ArrayList removal questions are common in AP Computer Science A because they test two ideas at the same time: list mutation and loop control. The tricky part is not the remove method itself. The tricky part is what happens to every element after the removed index.
Why forward removal is risky
When list.remove(i) removes an element, every element after index i shifts one position to the left. If the loop then increments i, the item that shifted into index i is skipped.

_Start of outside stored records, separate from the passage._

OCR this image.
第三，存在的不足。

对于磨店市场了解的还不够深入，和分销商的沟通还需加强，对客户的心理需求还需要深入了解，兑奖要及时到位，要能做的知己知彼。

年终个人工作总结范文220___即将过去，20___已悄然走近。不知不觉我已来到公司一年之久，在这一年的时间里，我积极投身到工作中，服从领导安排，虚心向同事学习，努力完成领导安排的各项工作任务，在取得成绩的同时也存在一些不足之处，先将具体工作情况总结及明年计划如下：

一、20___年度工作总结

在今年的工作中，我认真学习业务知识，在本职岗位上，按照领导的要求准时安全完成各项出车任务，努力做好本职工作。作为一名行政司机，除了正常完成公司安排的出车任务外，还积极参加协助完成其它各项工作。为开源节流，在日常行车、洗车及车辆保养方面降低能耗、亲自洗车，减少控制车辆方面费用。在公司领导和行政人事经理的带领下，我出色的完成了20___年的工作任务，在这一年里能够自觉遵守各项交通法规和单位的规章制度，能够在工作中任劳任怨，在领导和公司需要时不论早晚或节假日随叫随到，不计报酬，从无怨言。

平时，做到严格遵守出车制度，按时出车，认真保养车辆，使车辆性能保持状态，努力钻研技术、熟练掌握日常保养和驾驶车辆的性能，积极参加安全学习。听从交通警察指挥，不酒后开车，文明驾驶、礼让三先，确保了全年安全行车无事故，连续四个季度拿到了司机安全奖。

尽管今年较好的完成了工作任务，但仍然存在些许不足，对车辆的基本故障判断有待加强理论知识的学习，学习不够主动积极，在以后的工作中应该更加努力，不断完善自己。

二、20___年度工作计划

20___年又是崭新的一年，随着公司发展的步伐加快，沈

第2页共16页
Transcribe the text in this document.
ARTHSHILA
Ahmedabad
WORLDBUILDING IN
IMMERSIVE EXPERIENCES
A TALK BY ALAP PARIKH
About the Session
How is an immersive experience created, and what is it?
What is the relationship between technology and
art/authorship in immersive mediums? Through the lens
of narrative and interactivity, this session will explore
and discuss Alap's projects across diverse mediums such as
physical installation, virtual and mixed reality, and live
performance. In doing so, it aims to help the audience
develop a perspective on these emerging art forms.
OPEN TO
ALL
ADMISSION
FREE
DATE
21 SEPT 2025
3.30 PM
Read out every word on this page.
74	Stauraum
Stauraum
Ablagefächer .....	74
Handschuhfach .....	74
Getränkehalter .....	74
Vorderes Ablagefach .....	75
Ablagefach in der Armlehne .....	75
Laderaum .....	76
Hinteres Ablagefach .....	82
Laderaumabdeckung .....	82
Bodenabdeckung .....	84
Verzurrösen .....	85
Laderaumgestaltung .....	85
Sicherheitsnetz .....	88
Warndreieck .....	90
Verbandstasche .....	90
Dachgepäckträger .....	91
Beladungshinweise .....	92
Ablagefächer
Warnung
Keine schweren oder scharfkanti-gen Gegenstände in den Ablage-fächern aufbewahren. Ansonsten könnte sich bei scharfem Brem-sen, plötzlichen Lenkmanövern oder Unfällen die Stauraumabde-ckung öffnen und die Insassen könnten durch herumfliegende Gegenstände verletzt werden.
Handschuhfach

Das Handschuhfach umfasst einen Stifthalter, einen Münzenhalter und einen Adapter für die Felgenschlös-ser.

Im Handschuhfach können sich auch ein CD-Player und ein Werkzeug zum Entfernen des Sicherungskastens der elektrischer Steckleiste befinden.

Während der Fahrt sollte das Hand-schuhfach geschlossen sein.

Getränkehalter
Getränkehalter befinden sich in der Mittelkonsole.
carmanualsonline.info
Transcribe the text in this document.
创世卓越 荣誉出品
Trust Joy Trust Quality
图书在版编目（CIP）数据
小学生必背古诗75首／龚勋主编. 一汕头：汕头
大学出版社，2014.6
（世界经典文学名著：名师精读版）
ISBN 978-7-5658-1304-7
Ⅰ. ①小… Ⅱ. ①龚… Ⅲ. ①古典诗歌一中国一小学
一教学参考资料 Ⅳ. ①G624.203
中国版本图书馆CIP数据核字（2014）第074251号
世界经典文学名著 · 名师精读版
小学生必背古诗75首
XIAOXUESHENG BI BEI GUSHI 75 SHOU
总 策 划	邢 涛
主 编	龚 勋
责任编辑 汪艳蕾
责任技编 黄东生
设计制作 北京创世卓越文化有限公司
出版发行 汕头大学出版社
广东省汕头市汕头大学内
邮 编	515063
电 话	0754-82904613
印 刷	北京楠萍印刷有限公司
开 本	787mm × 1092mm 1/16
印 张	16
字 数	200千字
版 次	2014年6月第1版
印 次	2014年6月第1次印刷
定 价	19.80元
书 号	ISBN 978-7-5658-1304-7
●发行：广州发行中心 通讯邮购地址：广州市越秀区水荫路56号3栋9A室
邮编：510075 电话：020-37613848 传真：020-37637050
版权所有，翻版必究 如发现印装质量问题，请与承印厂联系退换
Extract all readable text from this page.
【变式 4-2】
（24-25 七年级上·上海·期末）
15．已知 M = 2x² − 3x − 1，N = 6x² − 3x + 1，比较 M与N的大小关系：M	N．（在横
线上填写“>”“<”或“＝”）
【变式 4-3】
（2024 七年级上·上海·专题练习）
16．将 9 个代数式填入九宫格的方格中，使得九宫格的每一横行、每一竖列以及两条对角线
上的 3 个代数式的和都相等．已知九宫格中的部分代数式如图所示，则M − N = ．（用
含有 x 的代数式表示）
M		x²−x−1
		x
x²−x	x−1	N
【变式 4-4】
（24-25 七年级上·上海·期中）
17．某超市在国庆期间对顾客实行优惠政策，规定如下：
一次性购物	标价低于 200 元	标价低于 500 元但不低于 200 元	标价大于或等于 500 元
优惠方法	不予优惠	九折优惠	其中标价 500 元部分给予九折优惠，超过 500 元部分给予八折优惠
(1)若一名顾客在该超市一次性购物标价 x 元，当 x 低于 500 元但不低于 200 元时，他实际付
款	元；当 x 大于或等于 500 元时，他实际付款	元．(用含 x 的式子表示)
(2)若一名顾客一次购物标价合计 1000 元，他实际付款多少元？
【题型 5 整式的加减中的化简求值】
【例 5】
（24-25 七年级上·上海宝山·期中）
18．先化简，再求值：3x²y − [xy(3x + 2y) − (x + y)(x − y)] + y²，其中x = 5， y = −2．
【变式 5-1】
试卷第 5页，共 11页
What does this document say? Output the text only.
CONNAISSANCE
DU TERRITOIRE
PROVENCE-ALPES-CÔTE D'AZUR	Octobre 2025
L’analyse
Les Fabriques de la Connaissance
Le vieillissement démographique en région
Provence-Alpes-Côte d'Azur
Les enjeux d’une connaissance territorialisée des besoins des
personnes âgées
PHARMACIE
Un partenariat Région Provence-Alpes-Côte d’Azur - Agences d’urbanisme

ArrayList<Integer> nums = new ArrayList<>();
nums.add(2);
nums.add(4);
nums.add(6);
nums.add(7);
for (int i = 0; i < nums.size(); i++)
{
if (nums.get(i) % 2 == 0)
{
nums.remove(i);
}
}
Many students expect this code to remove all even numbers. It does not. After removing 2, the 4 shifts into index 0, but the loop moves to index 1. That means 4 is never checked.
Reliable APCSA patterns
For AP CSA, there are two reliable patterns students should recognize.
Pattern 1: traverse backward
for (int i = nums.size() - 1; i >= 0; i--)
{
if (nums.get(i) % 2 == 0)
{
nums.remove(i);
}
}
Backward traversal avoids skipped elements because removing a later element does not affect the indexes that still need to be checked.
Pattern 2: decrement the index after removal
for (int i = 0; i < nums.size(); i++)
{
if (nums.get(i) % 2 == 0)
{
nums.remove(i);
i--;
}
}
This pattern works, but students must trace it carefully. After a removal, i-- cancels the loop update so the shifted element is checked next.
Practice check
Before running any ArrayList removal code, ask three questions: What element is removed? Which element shifts into that index? What value will the loop variable have next?
That habit turns a confusing mutation problem into a predictable tracing problem.